Y entonces, el animal empezó a hablar con voz armoniosa.

—Querida Doris, no te asustes. Tú eres una científica y espero que conserves la calma.

—Ahora este querrá que le dé un beso y se transformará en príncipe —masculló la investigadora.

—Oh —rio el animalejo—, tienes sentido del humor. Mi elección es acertada. Creo que nos llevaremos muy bien. En realidad soy un extraterrestre.

—Ya. Pues no creo que nuestras relaciones empiecen muy bien. Has destrozado mi merienda y estás estropeando mis pastillas dietéticas, sin contar con mis anotaciones…

—Permíteme que te explique…

—Bien, empieza.

—Soy un extraterrestre, investigador, como tú. Podría decirte que soy doctor en antropología o xenología… por hacer un magnánimo equivalente. Sé distinguir a un buen colega en cuanto lo veo. Creo que eres muy lista para ser terrestre y hembra… Llevo meses tratando de comunicarme con ustedes y no veía ya la más mínima posibilidad, y además me enfermé gravemente, no aguanto la comida de aquí, así que estaba pensando en  programar mi vuelta, cuando casualmente te encontré. Eres muy trabajadora: todo el día mueves las mandíbulas como hacemos en Scorpio-Dos, cuando estamos trabajando; también estás tumbada largas horas, meditando, sin duda. Un gran sabio como yo, reconoce, sin error posible, a un buen colega.

—Mmmm.

—Y además, buena escuchadora. Estás atenta y ya has metido algo en tu boca.

—Todo eso está muy bien, pero no adelantamos.

—¡Ah! El ansia del investigador. No quería precipitarme, pero ahí voy: el otro día observé que al lamer tus pastillas dietéticas, como tú las llamas, recuperaba mi salud; si aumentaba la dosis se operaba en mí una extraña transformación y adquiría forma humana.

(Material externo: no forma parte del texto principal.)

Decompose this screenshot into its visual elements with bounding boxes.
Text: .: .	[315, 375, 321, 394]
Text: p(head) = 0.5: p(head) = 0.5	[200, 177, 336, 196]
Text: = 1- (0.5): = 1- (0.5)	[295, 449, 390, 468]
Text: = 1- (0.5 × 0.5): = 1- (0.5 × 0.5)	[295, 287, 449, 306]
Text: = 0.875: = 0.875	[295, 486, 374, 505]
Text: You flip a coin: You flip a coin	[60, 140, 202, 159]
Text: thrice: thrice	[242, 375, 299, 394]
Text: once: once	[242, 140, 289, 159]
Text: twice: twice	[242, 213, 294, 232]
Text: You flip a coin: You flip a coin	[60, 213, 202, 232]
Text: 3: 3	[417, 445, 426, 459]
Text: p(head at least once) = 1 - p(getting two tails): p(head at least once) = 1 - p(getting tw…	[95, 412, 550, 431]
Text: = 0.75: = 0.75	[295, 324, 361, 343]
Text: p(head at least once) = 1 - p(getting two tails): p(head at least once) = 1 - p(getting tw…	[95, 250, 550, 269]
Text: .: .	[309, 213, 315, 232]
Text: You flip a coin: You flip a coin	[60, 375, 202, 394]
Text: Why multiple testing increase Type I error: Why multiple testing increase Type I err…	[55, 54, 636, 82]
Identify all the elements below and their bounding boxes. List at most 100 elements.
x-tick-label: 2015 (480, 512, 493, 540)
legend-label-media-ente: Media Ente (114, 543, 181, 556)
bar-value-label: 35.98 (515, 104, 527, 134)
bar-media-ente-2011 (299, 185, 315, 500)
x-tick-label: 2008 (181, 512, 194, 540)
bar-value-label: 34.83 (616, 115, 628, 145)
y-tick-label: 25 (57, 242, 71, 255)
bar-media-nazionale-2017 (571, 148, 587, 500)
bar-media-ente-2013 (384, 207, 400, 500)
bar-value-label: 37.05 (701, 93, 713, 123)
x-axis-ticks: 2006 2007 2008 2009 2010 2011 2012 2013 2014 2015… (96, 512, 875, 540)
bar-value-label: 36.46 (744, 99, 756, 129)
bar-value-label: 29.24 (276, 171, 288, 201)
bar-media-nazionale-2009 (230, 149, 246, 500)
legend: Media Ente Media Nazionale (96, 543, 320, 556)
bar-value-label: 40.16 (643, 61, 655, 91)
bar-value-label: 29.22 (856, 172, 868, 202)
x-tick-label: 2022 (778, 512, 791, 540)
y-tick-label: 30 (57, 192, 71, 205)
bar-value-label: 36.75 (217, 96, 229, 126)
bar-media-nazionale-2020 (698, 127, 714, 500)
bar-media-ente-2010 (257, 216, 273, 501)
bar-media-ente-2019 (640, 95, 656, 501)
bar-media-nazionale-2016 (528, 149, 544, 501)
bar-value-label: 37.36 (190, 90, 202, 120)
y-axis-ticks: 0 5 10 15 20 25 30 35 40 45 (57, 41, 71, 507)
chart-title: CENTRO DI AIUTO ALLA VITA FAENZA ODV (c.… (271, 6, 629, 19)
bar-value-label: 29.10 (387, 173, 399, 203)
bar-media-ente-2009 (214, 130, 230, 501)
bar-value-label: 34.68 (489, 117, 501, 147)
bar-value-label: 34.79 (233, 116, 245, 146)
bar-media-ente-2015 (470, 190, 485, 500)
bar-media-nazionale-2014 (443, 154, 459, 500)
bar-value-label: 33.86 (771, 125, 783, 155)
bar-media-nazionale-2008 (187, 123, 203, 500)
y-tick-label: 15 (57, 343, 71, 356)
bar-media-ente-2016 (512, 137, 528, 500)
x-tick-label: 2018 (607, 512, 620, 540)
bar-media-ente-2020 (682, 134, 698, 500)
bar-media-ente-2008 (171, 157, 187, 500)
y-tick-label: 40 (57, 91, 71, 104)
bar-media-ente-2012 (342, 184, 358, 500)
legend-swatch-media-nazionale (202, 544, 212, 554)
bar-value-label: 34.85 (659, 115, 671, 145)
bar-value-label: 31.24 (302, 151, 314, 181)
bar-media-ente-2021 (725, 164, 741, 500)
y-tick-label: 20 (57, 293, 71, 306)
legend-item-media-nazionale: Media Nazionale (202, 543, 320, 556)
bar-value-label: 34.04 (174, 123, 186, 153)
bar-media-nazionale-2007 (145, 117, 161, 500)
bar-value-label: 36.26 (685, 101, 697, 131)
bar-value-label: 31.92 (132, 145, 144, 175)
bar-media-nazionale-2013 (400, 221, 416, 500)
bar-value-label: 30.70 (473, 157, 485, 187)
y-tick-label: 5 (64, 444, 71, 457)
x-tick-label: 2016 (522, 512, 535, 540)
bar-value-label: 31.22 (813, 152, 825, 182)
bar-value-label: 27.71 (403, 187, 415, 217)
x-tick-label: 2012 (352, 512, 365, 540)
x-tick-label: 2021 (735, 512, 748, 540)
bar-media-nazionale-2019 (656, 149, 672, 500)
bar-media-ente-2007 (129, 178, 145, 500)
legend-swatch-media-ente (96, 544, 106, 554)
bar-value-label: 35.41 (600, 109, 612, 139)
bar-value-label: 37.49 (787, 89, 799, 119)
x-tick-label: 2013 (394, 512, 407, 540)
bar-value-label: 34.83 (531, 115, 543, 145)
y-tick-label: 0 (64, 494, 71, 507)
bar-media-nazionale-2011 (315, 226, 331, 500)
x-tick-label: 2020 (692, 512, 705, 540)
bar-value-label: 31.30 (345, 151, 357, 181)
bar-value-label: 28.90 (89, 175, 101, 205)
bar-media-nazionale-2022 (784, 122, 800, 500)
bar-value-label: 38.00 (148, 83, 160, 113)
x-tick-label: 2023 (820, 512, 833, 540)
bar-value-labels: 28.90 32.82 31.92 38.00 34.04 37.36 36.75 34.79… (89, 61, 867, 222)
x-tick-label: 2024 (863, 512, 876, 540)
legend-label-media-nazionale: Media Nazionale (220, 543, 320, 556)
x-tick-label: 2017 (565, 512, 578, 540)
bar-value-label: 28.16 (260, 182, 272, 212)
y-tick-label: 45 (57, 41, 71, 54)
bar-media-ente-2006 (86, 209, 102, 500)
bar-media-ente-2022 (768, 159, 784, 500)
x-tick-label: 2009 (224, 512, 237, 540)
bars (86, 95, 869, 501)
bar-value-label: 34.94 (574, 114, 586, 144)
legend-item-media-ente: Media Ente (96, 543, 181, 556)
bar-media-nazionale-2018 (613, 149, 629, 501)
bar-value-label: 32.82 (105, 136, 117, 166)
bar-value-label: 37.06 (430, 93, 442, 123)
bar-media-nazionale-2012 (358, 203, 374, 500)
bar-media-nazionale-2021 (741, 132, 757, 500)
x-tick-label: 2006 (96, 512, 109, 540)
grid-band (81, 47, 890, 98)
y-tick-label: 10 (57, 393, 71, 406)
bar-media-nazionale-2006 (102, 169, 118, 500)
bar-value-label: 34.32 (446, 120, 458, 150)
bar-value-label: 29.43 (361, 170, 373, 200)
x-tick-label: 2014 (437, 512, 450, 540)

—Ya. ¿Y por qué no ha ocurrido ahora?

—De momento ya puedo hablar, ¿no?

—Mmmm…

—Y en cuanto salga la Luna…

—¿Llena?

—Ah, qué precisión científica. Sí, exactamente. Y hoy hay luna llena, así que, en muy poco rato, en cuanto anochezca, tomaré forma humana y…

—¿Aullarás?

—No, por supuesto. Conozco tus leyendas, nada de hombres lobo… y si te parece, podemos hacer un trato.

—Di.

—Tú me proporcionarás pastillas dietéticas, pues ya veo que sin ellas puedo morir; y podré seguir más tiempo en la Tierra, investigando, intercambiaremos información sobre las culturas de nuestros mundos. Una vez al mes me convertiré en humano y me llevarás a conocer tu sociedad, y yo esos días te complaceré en todo.

—Está bien. No creo que puedas hacer gran cosa por mí, pero apúrate, que está saliendo la Luna.

La Luna, espléndida, iluminó el bosque.

La científica contemplaba socarronamente al animal.

—No pienso besarte para que te transformes, así sigue con las pastillas… a ver qué pasa.

De pronto, ocurrió:

El bicho se alargó y en unos segundos semejaba la rama de un árbol dorado. Se oyó un grito, un canto metálico y extraño hecho de nostalgias, hecho de distancias infinitas. Luego,  se deshizo en una nube extraña y  rehaciéndose de nuevo, apareció un hombre alto y atlético. Su cabello dorado, sus ojos dorados, su voz musical. Su belleza: algo increíble.

—¡Demonios! —Se atragantó la joven, sin dejar de comer—. Reconozco que has estado espectacular.

—A tus órdenes, princesa.

 

Amanecía, cuando el extraterrestre recobró su forma normal.

—Recuerda —dijo, antes de perder la voz—. Debes darme todos los días tus pastillas, si no, moriré.

La científica sonrió levemente.

—Confía en mí, gran sabio.

Luego, con delicadeza, tomó al bicho y lo encerró en un frasco, sin hacer caso de su agitación. Después acercó sus ojitos al cristal, mientas enroscaba y aseguraba la tapa.

—Entomóloga, listillo, entomóloga, no antropóloga. Andando para el laboratorio.

Silbaba contenta, echándose unos chocolates a la boca, mientras se dirigía a la pista de aterrizaje. La avioneta ya la estaba esperando.